If you’re expecting, you’re taking all the right steps to ensure a healthy pregnancy. With a proper diet, exercise plan and prenatal care from your doctor, you’re helping your body adapt to the many changes you’re experiencing. And now you’re taking it one step further by focusing on your dental health.
■ Behaviors that support good oral health:
● Brushing teeth twice daily with fluoridated toothpaste, especially before bedtime, and flossing daily.
● Taking prenatal vitamins, including folic acid to reduce the risk of birth defects such as cleft lip and palate, and eating foods high in protein, calcium, phosphorus and vitamins A, C and D.
● Visit your dentist – You wouldn’t let your kids miss a dentist appointment, so why should you? If you’re pregnant, it’s important to continue with regular dental exams.
● Limiting foods containing fermentable carbohydrates — sugars (including fruit sugars), cookies, crackers, chips — to mealtimes only. Frequent between-meal consumption of these foods increases your risk for decay.
● Limiting drinking juice, soda, sports drinks or carbonated drinks (including diet soda) between meals. These drinks contain sugar that can cause caries.
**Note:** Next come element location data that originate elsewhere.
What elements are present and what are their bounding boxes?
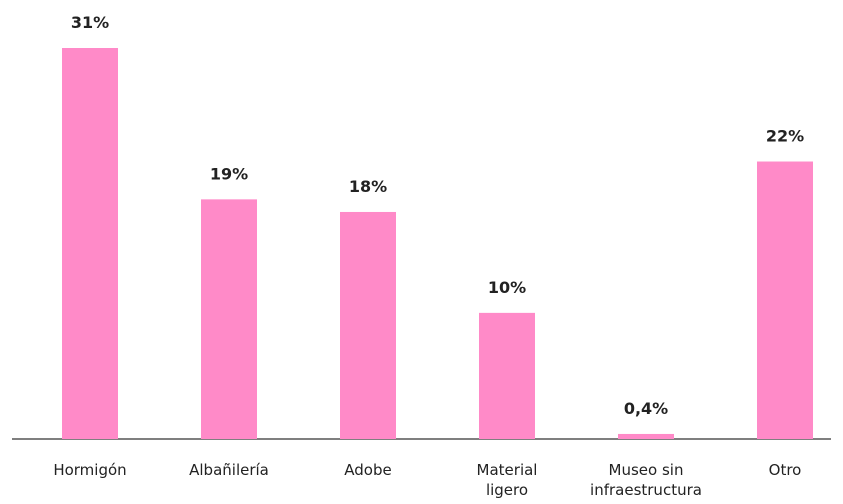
bars-group <box>62 48 813 440</box>
category-label-2: Adobe <box>344 461 391 479</box>
value-label-2: 18% <box>349 177 387 196</box>
category-label-1: Albañilería <box>189 461 269 479</box>
category-label-5: Otro <box>769 461 802 479</box>
bar-4 <box>618 433 674 439</box>
value-label-1: 19% <box>210 164 248 183</box>
bar-1 <box>201 199 257 439</box>
value-label-3: 10% <box>488 278 526 297</box>
category-label-0: Hormigón <box>53 461 126 479</box>
value-labels-group: 31% 19% 18% 10% 0,4% 22% <box>71 13 804 418</box>
bar-0 <box>62 48 118 439</box>
category-labels-group: Hormigón Albañilería Adobe Material ligero Mu… <box>53 461 801 499</box>
bar-5 <box>757 161 813 440</box>
bar-3 <box>479 312 535 439</box>
bar-2 <box>340 211 396 439</box>
category-label-4: Museo sin infraestructura <box>590 461 702 499</box>
category-label-3: Material ligero <box>477 461 538 499</box>
value-label-5: 22% <box>766 127 804 146</box>
value-label-4: 0,4% <box>624 399 668 418</box>
value-label-0: 31% <box>71 13 109 32</box>
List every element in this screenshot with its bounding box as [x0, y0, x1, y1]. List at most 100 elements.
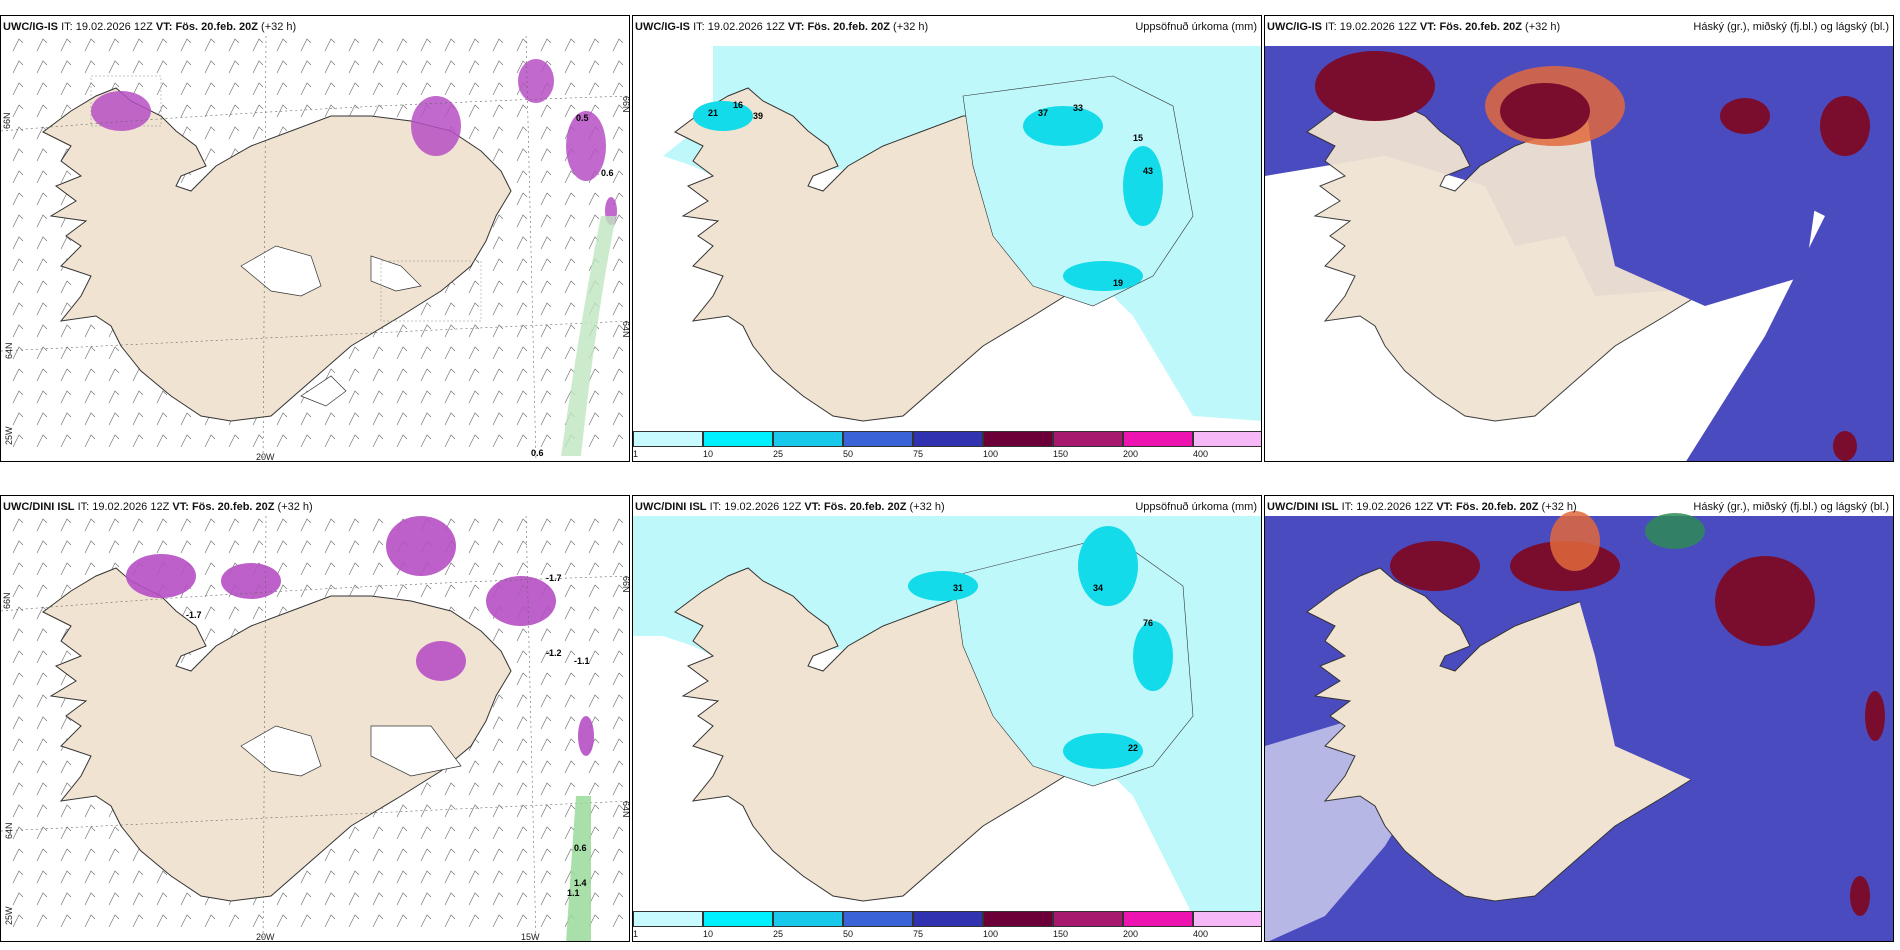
wind-barb: [540, 368, 552, 382]
wind-barb: [540, 672, 552, 686]
value-label: 1.1: [567, 888, 580, 898]
wind-barb: [276, 562, 288, 576]
legend-label: 400: [1193, 449, 1209, 459]
legend-label: 1: [633, 449, 639, 459]
wind-barb: [492, 324, 504, 338]
wind-barb: [564, 606, 576, 620]
wind-barb: [108, 518, 120, 532]
wind-barb: [588, 584, 600, 598]
wind-barb: [324, 584, 336, 598]
value-label: 0.6: [601, 168, 614, 178]
wind-barb: [348, 82, 360, 96]
precip-region: [952, 535, 1194, 787]
wind-barb: [60, 346, 72, 360]
wind-barb: [492, 258, 504, 272]
wind-barb: [468, 346, 480, 360]
wind-barb: [108, 434, 120, 448]
legend-label: 75: [913, 929, 924, 939]
grid-line: [262, 515, 267, 941]
wind-barb: [36, 258, 48, 272]
wind-barb: [36, 650, 48, 664]
wind-barb: [588, 628, 600, 642]
panel-variable: Háský (gr.), miðský (fj.bl.) og lágský (…: [1693, 21, 1889, 33]
wind-barb: [36, 760, 48, 774]
convection-cell: [126, 554, 196, 598]
wind-barb: [276, 82, 288, 96]
wind-barb: [612, 104, 624, 118]
wind-barb: [468, 540, 480, 554]
grid-line: [525, 35, 537, 461]
wind-barb: [12, 804, 24, 818]
wind-barb: [588, 390, 600, 404]
wind-barb: [180, 914, 192, 928]
wind-barb: [60, 302, 72, 316]
wind-barb: [204, 82, 216, 96]
legend-label: 50: [843, 449, 854, 459]
wind-barb: [36, 434, 48, 448]
wind-barb: [420, 914, 432, 928]
wind-barb: [396, 412, 408, 426]
wind-barb: [540, 716, 552, 730]
wind-barb: [516, 892, 528, 906]
wind-barb: [180, 606, 192, 620]
wind-barb: [492, 236, 504, 250]
wind-barb: [612, 236, 624, 250]
wind-barb: [516, 562, 528, 576]
wind-barb: [492, 782, 504, 796]
wind-barb: [396, 60, 408, 74]
wind-barb: [612, 650, 624, 664]
wind-barb: [540, 412, 552, 426]
wind-barb: [612, 672, 624, 686]
wind-barb: [516, 738, 528, 752]
cloud-high: [1315, 51, 1435, 121]
wind-barb: [300, 518, 312, 532]
precip-value: 33: [1073, 103, 1083, 113]
wind-barb: [516, 324, 528, 338]
wind-barb: [180, 104, 192, 118]
panel-variable: Uppsöfnuð úrkoma (mm): [1135, 501, 1257, 513]
map-panel-dini-precip: UWC/DINI ISL IT: 19.02.2026 12Z VT: Fös.…: [632, 495, 1262, 942]
wind-barb: [420, 38, 432, 52]
wind-barb: [36, 826, 48, 840]
wind-barb: [348, 892, 360, 906]
wind-barb: [12, 760, 24, 774]
wind-barb: [492, 390, 504, 404]
wind-barb: [348, 38, 360, 52]
wind-barb: [36, 584, 48, 598]
wind-barb: [204, 434, 216, 448]
wind-barb: [540, 540, 552, 554]
wind-barb: [156, 390, 168, 404]
panel-title: UWC/DINI ISL IT: 19.02.2026 12Z VT: Fös.…: [3, 501, 313, 513]
wind-barb: [492, 562, 504, 576]
wind-barb: [228, 606, 240, 620]
wind-barb: [12, 82, 24, 96]
wind-barb: [372, 434, 384, 448]
wind-barb: [516, 826, 528, 840]
convection-cell: [486, 576, 556, 626]
wind-barb: [108, 892, 120, 906]
wind-barb: [324, 870, 336, 884]
wind-barb: [12, 346, 24, 360]
wind-barb: [348, 914, 360, 928]
wind-barb: [540, 390, 552, 404]
wind-barb: [396, 82, 408, 96]
lat-label: 66N: [2, 592, 12, 609]
wind-barb: [60, 518, 72, 532]
wind-barb: [564, 716, 576, 730]
wind-barb: [588, 782, 600, 796]
wind-barb: [228, 914, 240, 928]
legend-label: 200: [1123, 929, 1139, 939]
wind-barb: [108, 60, 120, 74]
wind-barb: [468, 870, 480, 884]
map-panel-dini-cloud: UWC/DINI ISL IT: 19.02.2026 12Z VT: Fös.…: [1264, 495, 1894, 942]
wind-barb: [612, 540, 624, 554]
wind-barb: [300, 584, 312, 598]
wind-barb: [84, 540, 96, 554]
panel-title: UWC/IG-IS IT: 19.02.2026 12Z VT: Fös. 20…: [3, 21, 297, 33]
wind-barb: [228, 540, 240, 554]
wind-barb: [516, 192, 528, 206]
cloud-high: [1820, 96, 1870, 156]
wind-barb: [564, 192, 576, 206]
wind-barb: [612, 280, 624, 294]
wind-barb: [348, 826, 360, 840]
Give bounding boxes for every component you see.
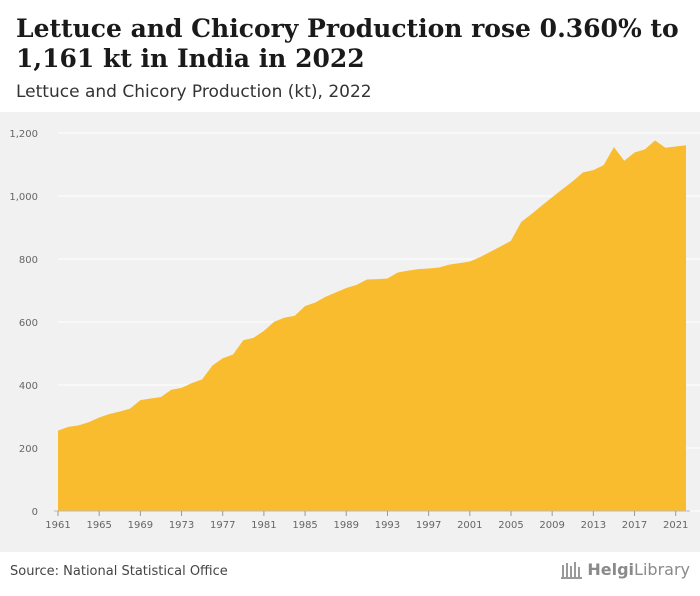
- area-chart: 0 200 400 600 800 1,000 1,200 1961 1965 1969 1973 1…: [9, 129, 700, 531]
- y-tick-label: 1,000: [9, 192, 38, 203]
- x-tick-label: 1989: [334, 520, 359, 531]
- y-tick-label: 400: [19, 381, 38, 392]
- x-tick-label: 1973: [169, 520, 194, 531]
- x-tick-label: 1997: [416, 520, 441, 531]
- y-tick-label: 1,200: [9, 129, 38, 140]
- x-tick-label: 2017: [622, 520, 647, 531]
- x-tick-label: 1985: [292, 520, 317, 531]
- production-area: [58, 140, 686, 511]
- y-tick-label: 0: [32, 507, 38, 518]
- area-layer: [58, 140, 686, 511]
- logo-text-light: Library: [634, 560, 690, 579]
- y-tick-label: 200: [19, 444, 38, 455]
- y-tick-label: 600: [19, 318, 38, 329]
- axes: 0 200 400 600 800 1,000 1,200 1961 1965 1969 1973 1…: [9, 129, 690, 531]
- x-tick-label: 2021: [663, 520, 688, 531]
- chart-title: Lettuce and Chicory Production rose 0.36…: [16, 14, 679, 73]
- y-tick-label: 800: [19, 255, 38, 266]
- x-tick-label: 1981: [251, 520, 276, 531]
- x-tick-label: 2005: [498, 520, 523, 531]
- x-tick-label: 2001: [457, 520, 482, 531]
- x-tick-label: 2009: [539, 520, 564, 531]
- logo-text-bold: Helgi: [587, 560, 635, 579]
- source-note: Source: National Statistical Office: [10, 564, 228, 579]
- x-tick-label: 1969: [128, 520, 153, 531]
- chart-subtitle: Lettuce and Chicory Production (kt), 202…: [16, 82, 372, 102]
- title-block: Lettuce and Chicory Production rose 0.36…: [16, 14, 686, 102]
- x-tick-label: 1977: [210, 520, 235, 531]
- x-tick-label: 2013: [581, 520, 606, 531]
- x-tick-label: 1993: [375, 520, 400, 531]
- x-tick-label: 1965: [86, 520, 111, 531]
- library-building-icon: [561, 561, 583, 579]
- x-tick-label: 1961: [45, 520, 70, 531]
- helgi-library-logo: HelgiLibrary: [561, 560, 690, 579]
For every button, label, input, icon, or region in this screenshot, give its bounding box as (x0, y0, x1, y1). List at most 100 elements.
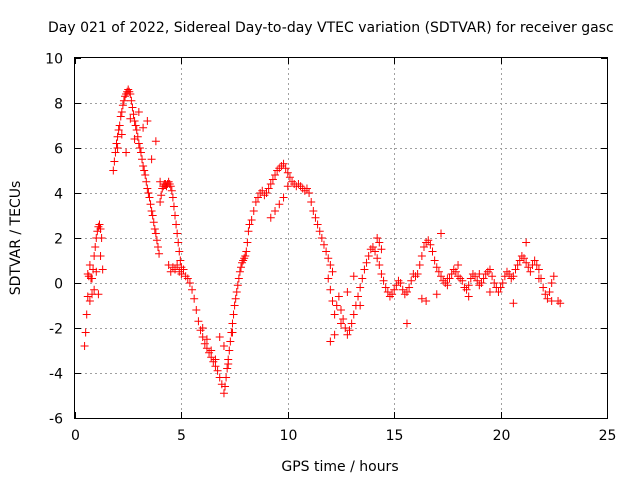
data-point (198, 324, 207, 332)
data-point (456, 274, 465, 283)
data-point (146, 200, 155, 209)
data-point (97, 234, 106, 242)
data-point (198, 333, 207, 341)
data-point (490, 279, 499, 287)
data-point (151, 229, 160, 238)
data-point (122, 148, 131, 157)
data-point (356, 283, 365, 292)
data-point (498, 279, 507, 287)
y-axis-tick-labels: -6 -4 -2 0 2 4 6 8 10 (45, 52, 63, 428)
data-point (130, 135, 139, 143)
data-point (91, 243, 100, 251)
data-point (150, 225, 159, 233)
data-point (85, 297, 94, 305)
data-point (385, 292, 394, 301)
x-tick-label: 20 (493, 428, 511, 444)
data-point (326, 337, 335, 346)
x-tick-label: 0 (71, 428, 80, 444)
data-point (110, 157, 119, 166)
x-tick-label: 15 (386, 428, 404, 444)
data-point (522, 238, 531, 247)
data-point (485, 265, 494, 274)
data-point (243, 238, 252, 247)
data-point (151, 137, 160, 146)
data-point (341, 324, 350, 332)
chart-title: Day 021 of 2022, Sidereal Day-to-day VTE… (48, 20, 614, 36)
data-point (209, 357, 218, 366)
data-point (464, 281, 473, 290)
data-point (485, 288, 494, 296)
data-point (113, 144, 122, 152)
data-point (109, 166, 118, 175)
data-point (356, 301, 365, 310)
data-point (371, 247, 380, 256)
y-tick-label: 6 (54, 142, 63, 158)
data-point (244, 227, 253, 236)
data-point (541, 290, 550, 299)
data-point (221, 382, 230, 391)
data-point (413, 270, 422, 278)
data-point (207, 346, 216, 355)
data-point (235, 267, 244, 276)
data-point (139, 123, 148, 132)
data-point (168, 263, 177, 272)
data-point (135, 144, 144, 152)
data-point (224, 360, 233, 368)
data-point (437, 272, 446, 281)
data-point (447, 270, 456, 278)
data-point (117, 108, 126, 116)
data-point (432, 263, 441, 272)
data-point (202, 335, 211, 344)
data-point (96, 225, 105, 233)
data-point (202, 344, 211, 353)
data-point (532, 261, 541, 269)
data-point (454, 261, 463, 269)
data-point (345, 326, 354, 335)
data-point (326, 285, 335, 294)
data-point (143, 117, 152, 125)
data-point (373, 234, 382, 242)
data-point (169, 202, 178, 211)
data-point (441, 279, 450, 287)
data-point (437, 229, 446, 238)
data-point (311, 213, 320, 222)
data-point (112, 139, 121, 148)
data-point (152, 236, 161, 245)
data-point (177, 270, 186, 278)
data-point (94, 290, 103, 299)
data-point (524, 263, 533, 272)
data-point (526, 267, 535, 276)
data-point (141, 171, 150, 179)
data-point (228, 328, 237, 337)
data-point (364, 252, 373, 260)
data-point (128, 103, 137, 112)
data-point (415, 261, 424, 269)
data-point (294, 180, 303, 188)
data-points (80, 85, 565, 398)
data-point (266, 213, 275, 222)
data-point (443, 281, 452, 290)
data-point (176, 256, 185, 265)
y-tick-label: 10 (45, 52, 63, 68)
data-point (358, 274, 367, 283)
data-point (249, 207, 258, 215)
data-point (155, 249, 164, 258)
data-point (347, 319, 356, 328)
data-point (494, 288, 503, 296)
data-point (174, 238, 183, 247)
data-point (226, 337, 235, 346)
data-point (240, 254, 249, 263)
data-point (96, 252, 105, 260)
plot-frame (74, 57, 608, 419)
data-point (434, 267, 443, 276)
data-point (473, 276, 482, 285)
data-point (375, 261, 384, 269)
data-point (398, 285, 407, 294)
data-point (534, 274, 543, 283)
data-point (332, 301, 341, 310)
data-point (111, 148, 120, 157)
data-point (175, 247, 184, 256)
data-point (328, 267, 337, 276)
data-point (509, 272, 518, 281)
data-point (85, 261, 94, 269)
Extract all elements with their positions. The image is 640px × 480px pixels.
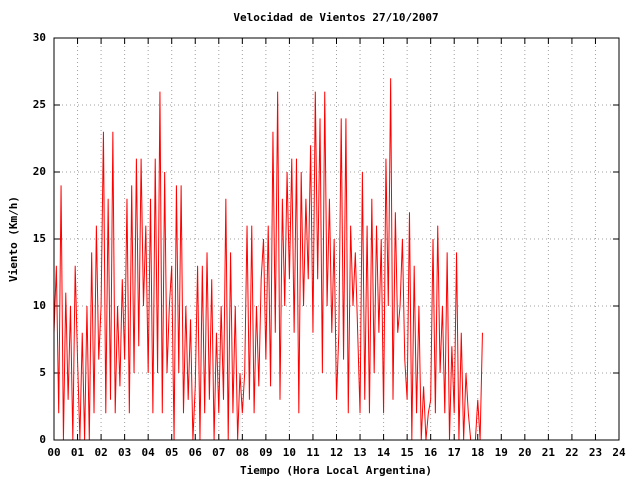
y-tick-label: 30 [33, 31, 46, 44]
x-tick-label: 20 [518, 446, 531, 459]
y-tick-label: 0 [39, 433, 46, 446]
x-tick-label: 23 [589, 446, 602, 459]
wind-line [53, 78, 483, 441]
x-tick-label: 06 [189, 446, 203, 459]
x-tick-label: 05 [165, 446, 178, 459]
x-tick-label: 03 [118, 446, 131, 459]
x-tick-label: 17 [448, 446, 461, 459]
x-tick-label: 18 [471, 446, 484, 459]
x-axis-label: Tiempo (Hora Local Argentina) [240, 464, 432, 477]
x-tick-label: 21 [542, 446, 556, 459]
x-tick-label: 08 [236, 446, 249, 459]
x-tick-label: 22 [565, 446, 578, 459]
chart-title: Velocidad de Vientos 27/10/2007 [233, 11, 438, 24]
x-tick-label: 15 [401, 446, 414, 459]
x-tick-label: 13 [353, 446, 366, 459]
x-tick-label: 24 [612, 446, 626, 459]
x-tick-label: 16 [424, 446, 438, 459]
y-tick-label: 10 [33, 299, 46, 312]
y-tick-label: 20 [33, 165, 46, 178]
x-tick-label: 09 [259, 446, 272, 459]
plot-border [53, 37, 620, 441]
x-tick-label: 11 [306, 446, 320, 459]
x-tick-label: 00 [47, 446, 60, 459]
y-tick-label: 15 [33, 232, 46, 245]
y-axis-label: Viento (Km/h) [7, 196, 20, 282]
x-tick-label: 07 [212, 446, 225, 459]
x-tick-label: 02 [94, 446, 107, 459]
x-tick-label: 19 [495, 446, 508, 459]
x-tick-label: 01 [71, 446, 85, 459]
x-tick-label: 12 [330, 446, 343, 459]
y-tick-label: 25 [33, 98, 46, 111]
x-tick-label: 10 [283, 446, 296, 459]
x-tick-label: 14 [377, 446, 391, 459]
x-tick-label: 04 [142, 446, 156, 459]
y-tick-label: 5 [39, 366, 46, 379]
Even diet sodas contain acids that can weaken the enamel of teeth, especially those containing caffeine and citric acid.
■ Advice to pregnant women experiencing frequent nausea and vomiting:
● Eating small amounts of nutritious yet noncariogenic foods — snacks rich in protein, such as cheese, hard-boiled egg, nuts, pumpkin seeds, cottage cheese — throughout the day.
● Using a teaspoon of baking soda (sodium bicarbonate) in a cup of water to rinse and spit after vomiting, avoiding tooth brushing directly after vomiting as the effect of erosion can be exacerbated by brushing an already demineralized tooth surface.
● Using gentle tooth brushing and fluoride toothpaste twice daily to prevent damage to demineralized tooth surfaces.